Cement consumption falls to pre-war levels: Construction crisis hits basic materials industry

In Germany, cement consumption figures from late June 2026 starkly illustrate the severity of the construction crisis. According to the Federal Association of Building Materials – Stones and Earth, cement consumption is approximately 30 percent below 2020 levels. The association also notes that, regarding this building material, Germany and France have reverted to levels last seen before the Second World War. These trends are driven by high financing costs, rising construction prices, expensive ancillary building costs, and weak investment. Consequently, cement plants, concrete manufacturers, raw material suppliers, and construction companies are all facing simultaneous pressure.


Cement becomes the yardstick for the construction crisis

BBS President Dominik von Achten describes the situation with unusual bluntness: “Cement consumption in Germany is currently around 30 percent below 2020 levels. This is no longer stagnation; it is recession.” Yet cement serves as an early indicator of whether housing, industrial halls, bridges, tunnels, and foundations are actually being built.
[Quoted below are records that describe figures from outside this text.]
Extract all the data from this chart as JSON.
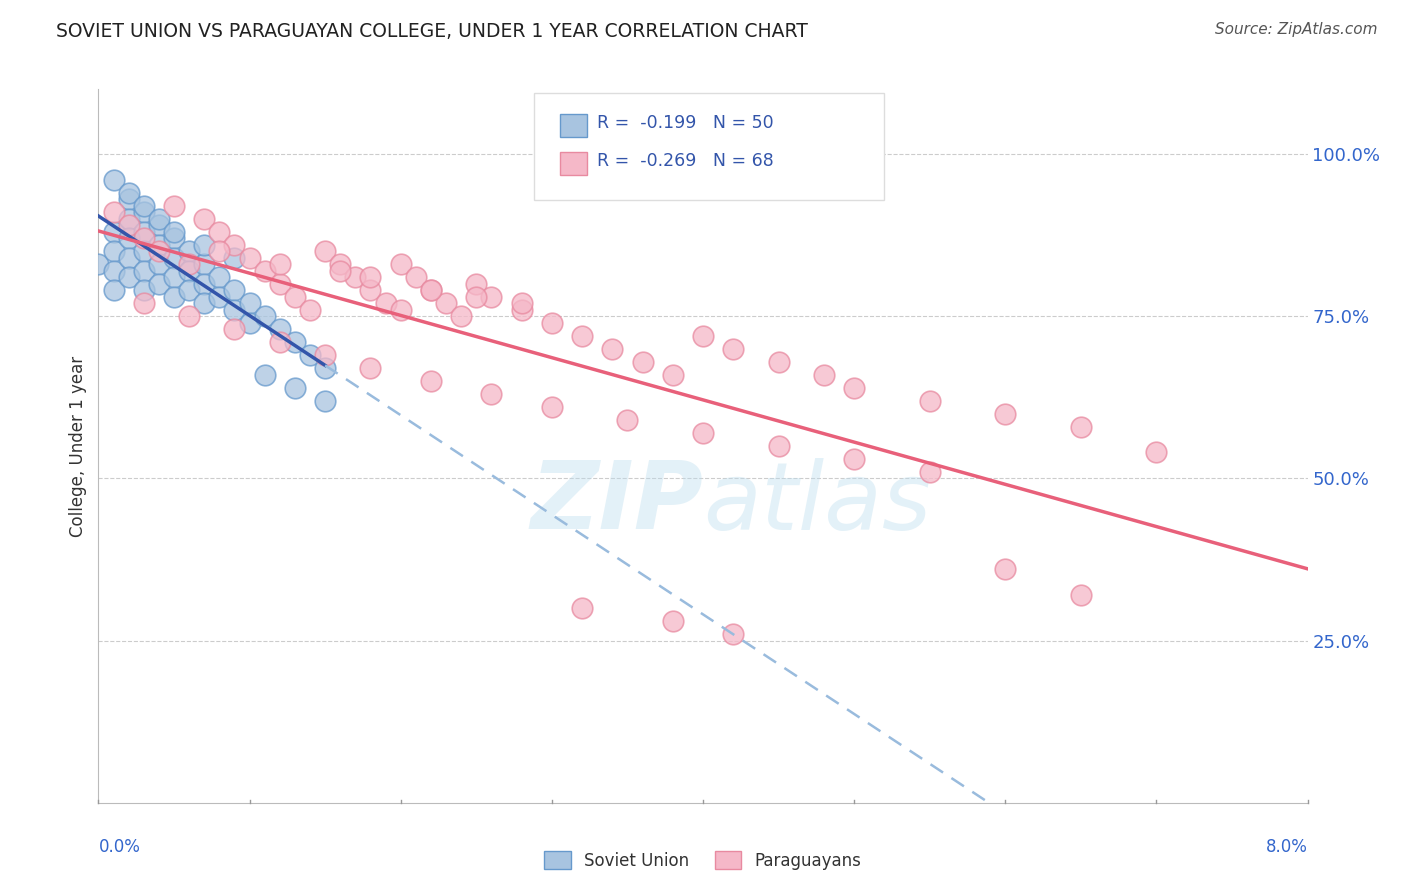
{
  "title": "SOVIET UNION VS PARAGUAYAN COLLEGE, UNDER 1 YEAR CORRELATION CHART",
  "source": "Source: ZipAtlas.com",
  "ylabel": "College, Under 1 year",
  "yticks": [
    0.25,
    0.5,
    0.75,
    1.0
  ],
  "ytick_labels": [
    "25.0%",
    "50.0%",
    "75.0%",
    "100.0%"
  ],
  "xmin": 0.0,
  "xmax": 0.08,
  "ymin": 0.0,
  "ymax": 1.1,
  "r1": -0.199,
  "n1": 50,
  "r2": -0.269,
  "n2": 68,
  "color_blue_fill": "#A8C4E0",
  "color_blue_edge": "#6699CC",
  "color_blue_line": "#3355AA",
  "color_blue_dash": "#99BBDD",
  "color_pink_fill": "#F5B8C8",
  "color_pink_edge": "#E88AA0",
  "color_pink_line": "#E8607A",
  "grid_color": "#CCCCCC",
  "soviet_x": [
    0.0,
    0.001,
    0.001,
    0.001,
    0.001,
    0.002,
    0.002,
    0.002,
    0.002,
    0.002,
    0.003,
    0.003,
    0.003,
    0.003,
    0.003,
    0.004,
    0.004,
    0.004,
    0.004,
    0.005,
    0.005,
    0.005,
    0.005,
    0.006,
    0.006,
    0.006,
    0.007,
    0.007,
    0.007,
    0.008,
    0.008,
    0.009,
    0.009,
    0.01,
    0.01,
    0.011,
    0.012,
    0.013,
    0.014,
    0.015,
    0.001,
    0.002,
    0.003,
    0.004,
    0.005,
    0.007,
    0.009,
    0.011,
    0.013,
    0.015
  ],
  "soviet_y": [
    0.83,
    0.88,
    0.85,
    0.82,
    0.79,
    0.93,
    0.9,
    0.87,
    0.84,
    0.81,
    0.91,
    0.88,
    0.85,
    0.82,
    0.79,
    0.89,
    0.86,
    0.83,
    0.8,
    0.87,
    0.84,
    0.81,
    0.78,
    0.85,
    0.82,
    0.79,
    0.83,
    0.8,
    0.77,
    0.81,
    0.78,
    0.79,
    0.76,
    0.77,
    0.74,
    0.75,
    0.73,
    0.71,
    0.69,
    0.67,
    0.96,
    0.94,
    0.92,
    0.9,
    0.88,
    0.86,
    0.84,
    0.66,
    0.64,
    0.62
  ],
  "paraguayan_x": [
    0.001,
    0.002,
    0.003,
    0.004,
    0.005,
    0.006,
    0.007,
    0.008,
    0.009,
    0.01,
    0.011,
    0.012,
    0.013,
    0.014,
    0.015,
    0.016,
    0.017,
    0.018,
    0.019,
    0.02,
    0.021,
    0.022,
    0.023,
    0.024,
    0.025,
    0.026,
    0.028,
    0.03,
    0.032,
    0.034,
    0.036,
    0.038,
    0.04,
    0.042,
    0.045,
    0.048,
    0.05,
    0.055,
    0.06,
    0.065,
    0.003,
    0.006,
    0.009,
    0.012,
    0.015,
    0.018,
    0.022,
    0.026,
    0.03,
    0.035,
    0.04,
    0.045,
    0.05,
    0.055,
    0.06,
    0.065,
    0.07,
    0.025,
    0.02,
    0.016,
    0.008,
    0.012,
    0.018,
    0.022,
    0.028,
    0.032,
    0.038,
    0.042
  ],
  "paraguayan_y": [
    0.91,
    0.89,
    0.87,
    0.85,
    0.92,
    0.83,
    0.9,
    0.88,
    0.86,
    0.84,
    0.82,
    0.8,
    0.78,
    0.76,
    0.85,
    0.83,
    0.81,
    0.79,
    0.77,
    0.83,
    0.81,
    0.79,
    0.77,
    0.75,
    0.8,
    0.78,
    0.76,
    0.74,
    0.72,
    0.7,
    0.68,
    0.66,
    0.72,
    0.7,
    0.68,
    0.66,
    0.64,
    0.62,
    0.6,
    0.58,
    0.77,
    0.75,
    0.73,
    0.71,
    0.69,
    0.67,
    0.65,
    0.63,
    0.61,
    0.59,
    0.57,
    0.55,
    0.53,
    0.51,
    0.36,
    0.32,
    0.54,
    0.78,
    0.76,
    0.82,
    0.85,
    0.83,
    0.81,
    0.79,
    0.77,
    0.3,
    0.28,
    0.26
  ]
}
Verbrauch von Zement auf historischem Tief: Baukrise bremst Wohnungsbau, Infrastruktur und heimische Baustoffindustrie
Cement consumption at historic low: Construction crisis slows down housing construction, infrastructure, and the domestic building materials industry.
Image: Shutterstock

Lower cement shipments mean fewer structural shells and less infrastructure being built. Consequently, the slump affects more than just individual plants; it demonstrates that existing demand is barely translating into actual orders. Furthermore, the building materials industry continues to face high fixed costs even as capacity utilization declines.

Residential construction remains far below demand

Residential construction has so far provided little relief. Von Achten notes: “Residential construction remains in the doldrums.” Destatis reported only 206,600 completed housing units for 2025—an 18 percent decrease compared to 2024. As a result, Germany is drifting further away from its target of 400,000 new homes per year.

However, there are early signs of recovery in building permits. Between January and April 2026, authorities approved the construction of 83,700 housing units—up 13.2 percent from the same period the previous year. Nevertheless, this does not immediately translate into construction activity; months often elapse between the granting of a permit, the securing of financing, and the start of construction.

Building construction declines; civil engineering insufficient

Current order data confirm the divergence within the construction sector. In April 2026, the total volume of incoming orders in the main construction industry remained unchanged in real terms compared to March. However, orders for building construction fell by 6.7 percent month-on-month and were 6.5 percent lower than in April 2025.

Civil engineering, by contrast, performed better, with orders rising by 6.5 percent month-on-month and 7.4 percent year-on-year. Yet, this sector has not been enough to broadly stabilize the building materials industry, as demand for cement, gravel, sand, and concrete depends on a mix of residential construction, commercial building, and public infrastructure projects.


Special Infrastructure Fund Barely Reaching Construction Sites

The industry is pinning its hopes on the federal government’s special infrastructure fund. So far, however, the announced funds are barely translating into new projects. Consequently, the BBS has downgraded its 2026 forecast from two percent growth to stagnation. Von Achten cites a long winter, geopolitical uncertainty, and a lack of reforms as reasons.

The crisis is hitting a major domestic basic materials industry. The BBS points to a sector comprising 140,000 employees, 6,000 companies, and 38 billion euros in annual revenue. It is therefore not just a matter of housing and bridges; it is also about industrial jobs, the supply of raw materials, and the question of whether Germany can actually renew its infrastructure.